It was a hot blistering night that I lied awake staring at my ceiling; my window lay open hoping for some reprieve from the heat of my room. After our heating and cooling system broke I began to appreciate yet another thing about my life. Growing up I was always alone and it seemed no one cared, yet knowing that I didn't care all too much myself; I was use to the abuse. I was taught to appreciate more at the age of fifteen when my parents split and I've been appreciative of little and big things ever since. Always I've been provided with something else to worry about and I get no rest or any peace of mind now a days.
Many of my friends finally got sick of me. I never understood why but I guess it doesn't really matter anymore considering who I was anyways. When we finally graduated and many forgot me I sort of changed nonetheless, maybe for the worst who knows. I'm fine with that after all I've never really understood why they were there at all. To think back I really don't have much care for things that happen. I don't know if that maybe I am like this because I just hid my inner self from harms and cast an improved, defensive, side.
I now spend most of my days doing random things and over thinking things that are wrong with me more and more, it's something to keep busy over you know something to keep my mind at bay from my evil, morbid, thoughts.
I moved out of my childhood home into a two story home nothing grand but counting everything it was perfect. I always thought I'll live alone there and no one would care! How wrong I was. My only best friend, whom is like my sister, has stuck with me even helps me keep busy with things we love or hobbies. This girl has stuck with me since I was fourteen and now being eighteen we can officially say she has been my friend the longest; five years to be exact. I at first acted normal upon meeting her and before I knew it she soon became my sibling, always doting on each other. Despite many things she is older than I am; her being nineteen seem odd from her hyper and upbeat personality of that of a child.
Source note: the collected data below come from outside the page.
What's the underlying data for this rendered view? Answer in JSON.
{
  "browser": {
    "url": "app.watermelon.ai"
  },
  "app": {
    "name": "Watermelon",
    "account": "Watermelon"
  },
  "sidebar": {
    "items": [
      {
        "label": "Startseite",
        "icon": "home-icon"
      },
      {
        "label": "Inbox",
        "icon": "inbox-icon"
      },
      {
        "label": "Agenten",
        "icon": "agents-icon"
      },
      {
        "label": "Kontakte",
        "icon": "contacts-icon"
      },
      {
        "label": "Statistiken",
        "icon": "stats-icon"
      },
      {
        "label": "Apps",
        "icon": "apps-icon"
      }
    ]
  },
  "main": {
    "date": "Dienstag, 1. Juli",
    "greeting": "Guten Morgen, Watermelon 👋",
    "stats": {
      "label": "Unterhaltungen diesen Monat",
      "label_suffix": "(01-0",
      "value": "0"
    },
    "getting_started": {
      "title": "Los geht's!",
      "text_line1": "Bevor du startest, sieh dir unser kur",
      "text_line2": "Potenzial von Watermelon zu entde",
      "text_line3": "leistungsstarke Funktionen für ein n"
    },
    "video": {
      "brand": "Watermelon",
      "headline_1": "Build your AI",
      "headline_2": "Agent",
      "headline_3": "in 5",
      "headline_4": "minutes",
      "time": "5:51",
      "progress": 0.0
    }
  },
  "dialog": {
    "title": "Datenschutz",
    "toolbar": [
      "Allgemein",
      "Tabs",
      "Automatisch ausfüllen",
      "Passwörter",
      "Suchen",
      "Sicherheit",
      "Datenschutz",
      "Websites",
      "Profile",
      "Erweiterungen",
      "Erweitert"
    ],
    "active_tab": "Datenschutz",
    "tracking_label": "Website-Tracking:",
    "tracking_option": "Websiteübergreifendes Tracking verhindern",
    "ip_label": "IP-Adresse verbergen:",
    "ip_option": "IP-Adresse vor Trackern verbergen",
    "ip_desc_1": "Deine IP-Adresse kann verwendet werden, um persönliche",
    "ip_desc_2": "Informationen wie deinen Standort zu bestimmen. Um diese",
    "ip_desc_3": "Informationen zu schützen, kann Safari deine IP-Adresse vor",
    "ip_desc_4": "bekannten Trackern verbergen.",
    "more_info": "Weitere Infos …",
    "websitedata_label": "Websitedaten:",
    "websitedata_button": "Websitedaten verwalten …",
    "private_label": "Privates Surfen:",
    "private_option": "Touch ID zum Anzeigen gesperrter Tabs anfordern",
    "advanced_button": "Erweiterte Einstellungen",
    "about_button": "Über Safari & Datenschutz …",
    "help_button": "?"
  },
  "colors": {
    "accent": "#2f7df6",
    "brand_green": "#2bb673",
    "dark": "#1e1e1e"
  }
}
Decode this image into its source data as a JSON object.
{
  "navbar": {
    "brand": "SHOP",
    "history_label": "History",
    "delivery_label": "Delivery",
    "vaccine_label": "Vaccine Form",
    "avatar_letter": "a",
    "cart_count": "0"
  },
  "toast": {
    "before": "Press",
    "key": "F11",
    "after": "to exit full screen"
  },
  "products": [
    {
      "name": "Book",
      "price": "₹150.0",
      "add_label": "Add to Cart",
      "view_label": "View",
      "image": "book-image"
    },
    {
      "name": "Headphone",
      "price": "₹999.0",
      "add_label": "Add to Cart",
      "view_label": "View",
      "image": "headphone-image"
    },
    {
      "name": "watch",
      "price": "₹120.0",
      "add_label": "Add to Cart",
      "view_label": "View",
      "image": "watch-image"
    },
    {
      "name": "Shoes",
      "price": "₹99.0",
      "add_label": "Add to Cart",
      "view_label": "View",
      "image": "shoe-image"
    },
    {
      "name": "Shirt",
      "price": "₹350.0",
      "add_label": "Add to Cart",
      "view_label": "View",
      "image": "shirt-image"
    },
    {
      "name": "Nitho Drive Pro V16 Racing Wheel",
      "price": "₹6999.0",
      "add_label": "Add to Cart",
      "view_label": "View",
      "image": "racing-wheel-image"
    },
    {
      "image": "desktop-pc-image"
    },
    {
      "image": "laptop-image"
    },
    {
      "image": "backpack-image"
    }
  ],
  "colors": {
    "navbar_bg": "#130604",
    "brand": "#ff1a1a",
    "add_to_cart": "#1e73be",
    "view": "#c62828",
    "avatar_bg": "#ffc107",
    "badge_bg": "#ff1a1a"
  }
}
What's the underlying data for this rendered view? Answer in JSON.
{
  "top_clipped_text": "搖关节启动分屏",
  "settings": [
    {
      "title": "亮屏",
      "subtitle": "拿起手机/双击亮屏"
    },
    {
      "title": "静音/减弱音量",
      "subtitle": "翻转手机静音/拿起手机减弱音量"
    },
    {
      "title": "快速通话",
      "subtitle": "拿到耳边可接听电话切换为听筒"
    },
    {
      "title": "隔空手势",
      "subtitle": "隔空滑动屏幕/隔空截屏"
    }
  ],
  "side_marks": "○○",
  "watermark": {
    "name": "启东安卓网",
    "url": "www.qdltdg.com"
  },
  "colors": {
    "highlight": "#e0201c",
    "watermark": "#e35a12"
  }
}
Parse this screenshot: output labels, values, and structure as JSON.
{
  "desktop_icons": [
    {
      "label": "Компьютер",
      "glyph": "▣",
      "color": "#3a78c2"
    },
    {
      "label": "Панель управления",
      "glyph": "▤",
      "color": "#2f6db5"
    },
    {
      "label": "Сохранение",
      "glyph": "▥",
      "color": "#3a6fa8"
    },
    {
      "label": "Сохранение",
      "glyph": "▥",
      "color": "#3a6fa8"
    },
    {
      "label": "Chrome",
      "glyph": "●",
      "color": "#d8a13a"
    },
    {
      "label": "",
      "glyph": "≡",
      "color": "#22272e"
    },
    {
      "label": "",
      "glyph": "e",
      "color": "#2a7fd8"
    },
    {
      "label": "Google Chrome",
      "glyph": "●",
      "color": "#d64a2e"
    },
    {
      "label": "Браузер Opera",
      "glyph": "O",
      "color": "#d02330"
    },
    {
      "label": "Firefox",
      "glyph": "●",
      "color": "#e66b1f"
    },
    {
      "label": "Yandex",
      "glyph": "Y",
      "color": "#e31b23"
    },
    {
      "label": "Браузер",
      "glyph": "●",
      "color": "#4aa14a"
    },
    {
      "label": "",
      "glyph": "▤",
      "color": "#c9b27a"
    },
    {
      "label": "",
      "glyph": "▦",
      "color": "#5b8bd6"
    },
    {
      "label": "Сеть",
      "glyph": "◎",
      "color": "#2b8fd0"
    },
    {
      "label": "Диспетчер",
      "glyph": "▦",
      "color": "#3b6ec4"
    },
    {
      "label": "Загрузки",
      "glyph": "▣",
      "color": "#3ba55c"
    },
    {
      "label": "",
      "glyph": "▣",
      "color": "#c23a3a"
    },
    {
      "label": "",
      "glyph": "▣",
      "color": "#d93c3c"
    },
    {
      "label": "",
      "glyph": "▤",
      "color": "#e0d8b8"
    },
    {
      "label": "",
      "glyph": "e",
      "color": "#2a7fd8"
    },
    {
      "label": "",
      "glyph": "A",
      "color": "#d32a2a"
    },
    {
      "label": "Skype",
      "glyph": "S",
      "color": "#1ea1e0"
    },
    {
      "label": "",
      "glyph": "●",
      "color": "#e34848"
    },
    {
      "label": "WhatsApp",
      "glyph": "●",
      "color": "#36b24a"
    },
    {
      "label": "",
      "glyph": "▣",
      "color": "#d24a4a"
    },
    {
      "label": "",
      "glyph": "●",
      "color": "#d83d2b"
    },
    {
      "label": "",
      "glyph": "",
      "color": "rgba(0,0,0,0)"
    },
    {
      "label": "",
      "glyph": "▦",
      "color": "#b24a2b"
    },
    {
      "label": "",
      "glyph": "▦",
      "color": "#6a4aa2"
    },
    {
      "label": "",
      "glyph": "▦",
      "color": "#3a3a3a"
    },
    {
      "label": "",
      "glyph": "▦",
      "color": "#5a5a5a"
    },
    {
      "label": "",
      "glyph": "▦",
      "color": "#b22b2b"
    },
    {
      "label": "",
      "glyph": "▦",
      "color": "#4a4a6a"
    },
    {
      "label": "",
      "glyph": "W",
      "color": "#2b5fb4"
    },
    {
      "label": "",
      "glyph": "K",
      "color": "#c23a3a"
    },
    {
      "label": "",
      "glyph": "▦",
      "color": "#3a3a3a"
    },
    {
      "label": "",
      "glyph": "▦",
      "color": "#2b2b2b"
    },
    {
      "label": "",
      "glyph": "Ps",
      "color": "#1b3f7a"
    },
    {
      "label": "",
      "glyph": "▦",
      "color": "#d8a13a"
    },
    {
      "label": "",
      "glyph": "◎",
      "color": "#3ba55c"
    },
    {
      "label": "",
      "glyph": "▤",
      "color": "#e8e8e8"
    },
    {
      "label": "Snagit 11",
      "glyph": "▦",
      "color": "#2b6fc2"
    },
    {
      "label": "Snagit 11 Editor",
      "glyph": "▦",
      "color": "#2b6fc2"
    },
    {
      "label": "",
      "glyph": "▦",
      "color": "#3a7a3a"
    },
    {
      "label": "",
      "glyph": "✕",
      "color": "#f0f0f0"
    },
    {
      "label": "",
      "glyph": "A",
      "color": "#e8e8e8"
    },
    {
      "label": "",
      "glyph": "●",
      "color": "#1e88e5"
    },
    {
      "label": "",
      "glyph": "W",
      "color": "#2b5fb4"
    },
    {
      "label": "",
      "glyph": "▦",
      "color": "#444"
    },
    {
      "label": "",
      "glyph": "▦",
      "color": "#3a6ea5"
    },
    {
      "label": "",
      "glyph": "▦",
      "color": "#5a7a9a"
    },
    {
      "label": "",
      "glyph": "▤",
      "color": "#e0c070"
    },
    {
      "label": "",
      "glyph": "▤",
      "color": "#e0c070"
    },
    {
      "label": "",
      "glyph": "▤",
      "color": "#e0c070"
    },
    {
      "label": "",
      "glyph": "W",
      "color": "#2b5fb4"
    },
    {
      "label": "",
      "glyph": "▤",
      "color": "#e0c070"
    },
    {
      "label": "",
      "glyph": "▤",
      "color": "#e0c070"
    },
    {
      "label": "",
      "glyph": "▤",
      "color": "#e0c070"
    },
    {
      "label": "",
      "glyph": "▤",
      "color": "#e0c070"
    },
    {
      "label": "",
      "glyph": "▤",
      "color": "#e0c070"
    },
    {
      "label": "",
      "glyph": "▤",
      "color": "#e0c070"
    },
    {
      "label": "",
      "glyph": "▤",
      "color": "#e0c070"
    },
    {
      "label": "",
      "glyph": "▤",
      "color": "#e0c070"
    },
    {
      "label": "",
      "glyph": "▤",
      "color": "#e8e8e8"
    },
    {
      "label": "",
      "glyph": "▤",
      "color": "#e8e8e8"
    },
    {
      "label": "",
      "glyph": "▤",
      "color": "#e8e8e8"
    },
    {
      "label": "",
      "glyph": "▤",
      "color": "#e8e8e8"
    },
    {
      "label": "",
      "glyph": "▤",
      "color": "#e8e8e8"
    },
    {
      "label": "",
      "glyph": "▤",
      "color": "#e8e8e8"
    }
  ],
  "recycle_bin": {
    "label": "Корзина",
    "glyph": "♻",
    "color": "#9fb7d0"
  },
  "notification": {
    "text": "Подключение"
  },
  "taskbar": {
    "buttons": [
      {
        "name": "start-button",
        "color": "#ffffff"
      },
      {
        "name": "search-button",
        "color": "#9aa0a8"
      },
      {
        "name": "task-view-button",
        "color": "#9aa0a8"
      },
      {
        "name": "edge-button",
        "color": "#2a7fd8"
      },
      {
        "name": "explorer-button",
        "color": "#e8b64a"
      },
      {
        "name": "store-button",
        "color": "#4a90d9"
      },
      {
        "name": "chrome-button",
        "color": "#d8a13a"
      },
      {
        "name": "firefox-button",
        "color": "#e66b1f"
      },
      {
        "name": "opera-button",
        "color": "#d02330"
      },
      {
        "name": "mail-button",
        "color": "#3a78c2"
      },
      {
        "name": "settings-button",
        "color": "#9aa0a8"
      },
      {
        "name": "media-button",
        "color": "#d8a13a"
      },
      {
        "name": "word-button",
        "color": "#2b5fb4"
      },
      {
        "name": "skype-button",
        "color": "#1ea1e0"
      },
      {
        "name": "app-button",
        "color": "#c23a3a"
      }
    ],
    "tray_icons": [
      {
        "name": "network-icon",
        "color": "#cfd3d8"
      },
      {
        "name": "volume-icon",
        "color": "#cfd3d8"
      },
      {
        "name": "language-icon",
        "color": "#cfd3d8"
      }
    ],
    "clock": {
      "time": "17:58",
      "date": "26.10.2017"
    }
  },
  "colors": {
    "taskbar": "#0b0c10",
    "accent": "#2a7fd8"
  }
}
I was more mature in many aspects and when people see us they automatically assume that I was the older sibling, height being half of their reasoning. She looks up to me and I have the undying urge to protect her from harm, after all I need her more than she will ever need me. You don't realize that this isn't something I can afford to lose; it won't happen as long as I do my job! Things have become a lot easier for me this way; life almost became bearable with her helping me. Usually this factor that me and her have, which seemed to established from the beginning, has kept my voice in my head at bay. The pain that once consumed my heart and soul with no mercy; all those pain staking lonely hours I spent alone all subsided with her presence. Only am I able to return to my old self when I'm alone. Only when the darkness creeps into my soul and grasps my very being that things return back to the way it used to be. Much like this night, with its similar silence, that I am consumed in the fact it's happening right now.
I am, now, fully awake, for no reason and can't get to sleep. I know that with no sleep means less energy at my jobs and I needed to sleep! Although, yet I wasn't tired no matter what I did I just couldn't sleep. This is normally when my mind sets into play and that unbearable voice speaks up. It even dares to use my own voice like though it was proving its point that it was me; BULLSHIT.
'You will never be good enough! Even your family hates you! Ha-ha you're weak and no one loves you! Give up already darling this life isn't getting any better!' squeezing my fist shut I sat up and glared at my closet door.
"Shut up! I have someone! She has alw-" it cut me off this time louder making me flinch.
'YOU HAVE NO ONE BUT ME! I AM THE FIRST AND ONLY FRIEND YOU HAVE! Don't you feel it I'm inside of you I am apart of you. Just do it already I've told you it will make you feel better!' it cooed making me shake my head; no I won't do it, I can't do it!
"Leave me the Fuck alone!" I grumbled as I collapsed and turning my face to the wall that held not a single thing, its blank walls calmed me. I closed my eyes and thanked god it didn't speak back up; why must it hurt me so much? I was thankful with the silence it proved. Unexpectedly it spoke just as if it was right behind me bending down and whispering into my ear with a smile I could imagine it having.
'He will change your mind, murder isn't so bad dear. One way or another you will listen to me, and unfortunately you will be no longer able to resist.' Confused by its calm and relaxed voice I turned around and saw someone standing not too far from me in the shadows, almost hidden.
He wore ripped black jeans, a blood stained white hoodie, and black boots. He had pale white skin and unsettling icy blue eyes that seemed so captivating. His unblinking eyes had sent a shiver through me when he stared at me closely, almost looking for something. I knew him, I knew this man.
He had a cut in smile and a- bloody knife! I sat up as he brought his pointer finger up to his lips.
"Shh. It's time to Go to Sleep!" My eyes widen.